Cristina Maldonado: “For many years now, I’ve been interested in creating experiences through which I can offer my public the opportunity to relate to things in a different way. Not just sit in a chair and watch something. Or like going someplace with some artist telling you to sit up in front of everybody and just participate. I really dislike stuff like that. It’s more of an invitation for somebody to dine with you, to taste things that you like. You create an environment in which the person can be taken aback by a simple thing, one that he or she sees every day, but which suddenly becomes interesting or slightly magic, a thing to be discovered by that person. It is like when you make time for yourself.

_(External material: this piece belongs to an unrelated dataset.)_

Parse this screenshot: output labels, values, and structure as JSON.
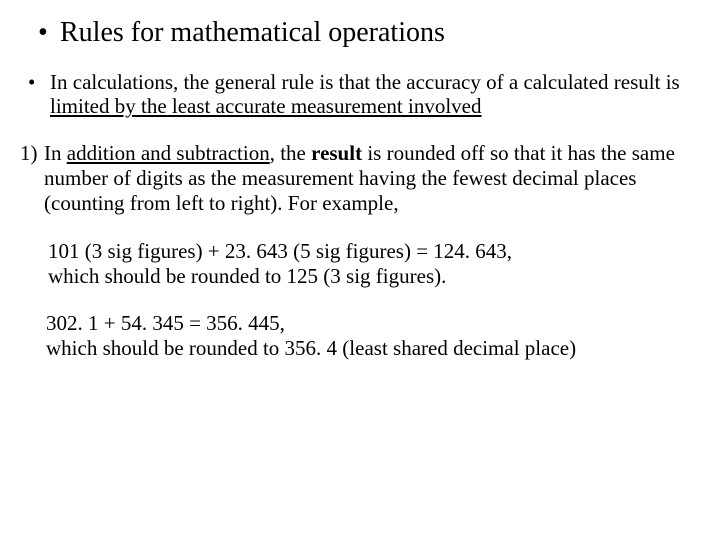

To come into contact with your own thoughts or sensations…”


“Mothers of Steel”, another performance hosted by the Biennale, is a Polish-Romanian coproduction, a project created and performed by Mădălina Dan and Agata Siniarska. The latter tells the story about how they were arbitrarily assigned to work together in a European program: “We didn’t know what we were doing. The fact that both of us came from post-communist countries was the most evident thing that we had in common. We started talking about our mothers and how they were like during communism, in Romania and Poland. It was the starting point of this quest. We realized how many clichés about the Polish circulated in Romania and, conversely, about Romanians in Poland, how we thought there was only one communism, when, in fact, its forms of manifestation were so different in these two countries. But also, there were some connections. This cultural, but also historical, exchange was extremely interesting”.

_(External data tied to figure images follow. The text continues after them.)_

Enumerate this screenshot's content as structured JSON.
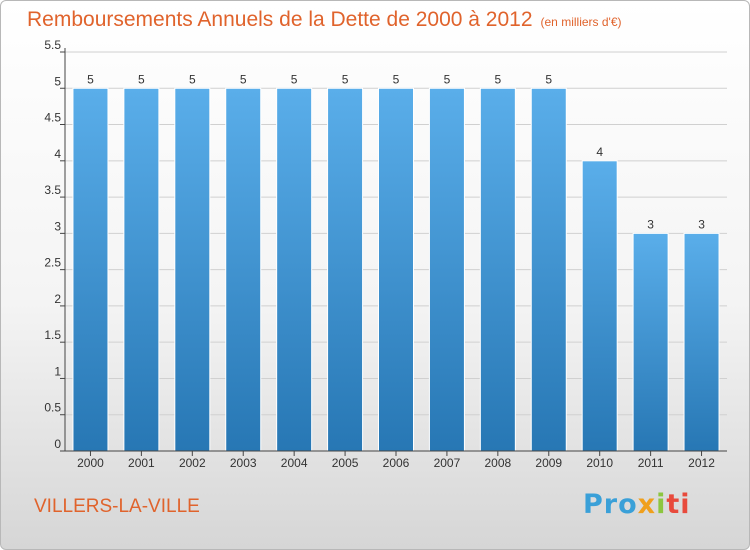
{
  "header": {
    "title": "Remboursements Annuels de la Dette de 2000 à 2012",
    "subtitle": "(en milliers d'€)"
  },
  "footer": {
    "commune": "VILLERS-LA-VILLE",
    "logo": {
      "p1": "Pro",
      "p2": "x",
      "p3": "i",
      "p4": "ti"
    }
  },
  "colors": {
    "title": "#e0632c",
    "bar_top": "#5aaeea",
    "bar_bottom": "#2777b4",
    "axis": "#444444",
    "grid": "#d0d0d0"
  },
  "chart_data": {
    "type": "bar",
    "title": "Remboursements Annuels de la Dette de 2000 à 2012",
    "subtitle": "(en milliers d'€)",
    "categories": [
      "2000",
      "2001",
      "2002",
      "2003",
      "2004",
      "2005",
      "2006",
      "2007",
      "2008",
      "2009",
      "2010",
      "2011",
      "2012"
    ],
    "values": [
      5,
      5,
      5,
      5,
      5,
      5,
      5,
      5,
      5,
      5,
      4,
      3,
      3
    ],
    "data_labels": [
      "5",
      "5",
      "5",
      "5",
      "5",
      "5",
      "5",
      "5",
      "5",
      "5",
      "4",
      "3",
      "3"
    ],
    "yticks": [
      0,
      0.5,
      1,
      1.5,
      2,
      2.5,
      3,
      3.5,
      4,
      4.5,
      5,
      5.5
    ],
    "ytick_labels": [
      "0",
      "0.5",
      "1",
      "1.5",
      "2",
      "2.5",
      "3",
      "3.5",
      "4",
      "4.5",
      "5",
      "5.5"
    ],
    "ylim": [
      0,
      5.5
    ],
    "grid": true
  }
}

The “Mothers of Steel” project is a study in the practice of weeping, a practice of working with their sensibility and, in particular, with what shedding tears means, as the choreographer Mădălina Dan tells us: “We were not necessarily interested in the personal dimension, but more in dimension of political ties. Or maybe we tackled national identity and what that means – why we must emotionally identify with our country and why there is a chance for suffering in relation to things almost at a nostalgic level, at a personal history level, the places that we lived in, language… Both of us were interested in that dimension. She was more into the dimension of pathos, which is reflected in monumentality or propaganda, what’s like to really have feelings for your homeland, which is what was expected of us in communism. I was more interested in the emotional dimension: what are the mechanisms, how we end up feeling what we fell, identifying ourselves emotionally with the national dimension”. The Regional Choreography Biennale offers Romanian contemporary dance the chance to reconnect with regional contemporary dance, but also to the Romanian public to see what the current directions are outside our national scene. Vava Ştefănescu, the National Dance Centre’s manager: “A trip will always teach you something about yourself, it teaches you to reposition, to develop, to rebuild yourself. It’s what’s happening with the circulation of regional artists and the ideas they put forward through their performances. If you stick to references originating from a very limited and closed space, you don’t have many chances to evolve and to develop your thinking. It is not merely a fad that mobility programs of all sorts have been paid a lot of attention lately. I think what goes on the Eastern-European scene is very significant, not as a rift between West and East, but rather and especially due to the very authentic openness of thought that we have. Once this openness is confronted with market systems, the responses are very different. We’ve realised that the situation of contemporary dance in these countries is somehow similar and that all of us need pretty much the same things, especially this boost in the capability of connecting with the public”.


Article by Luana Pleşea for Radio Romania International.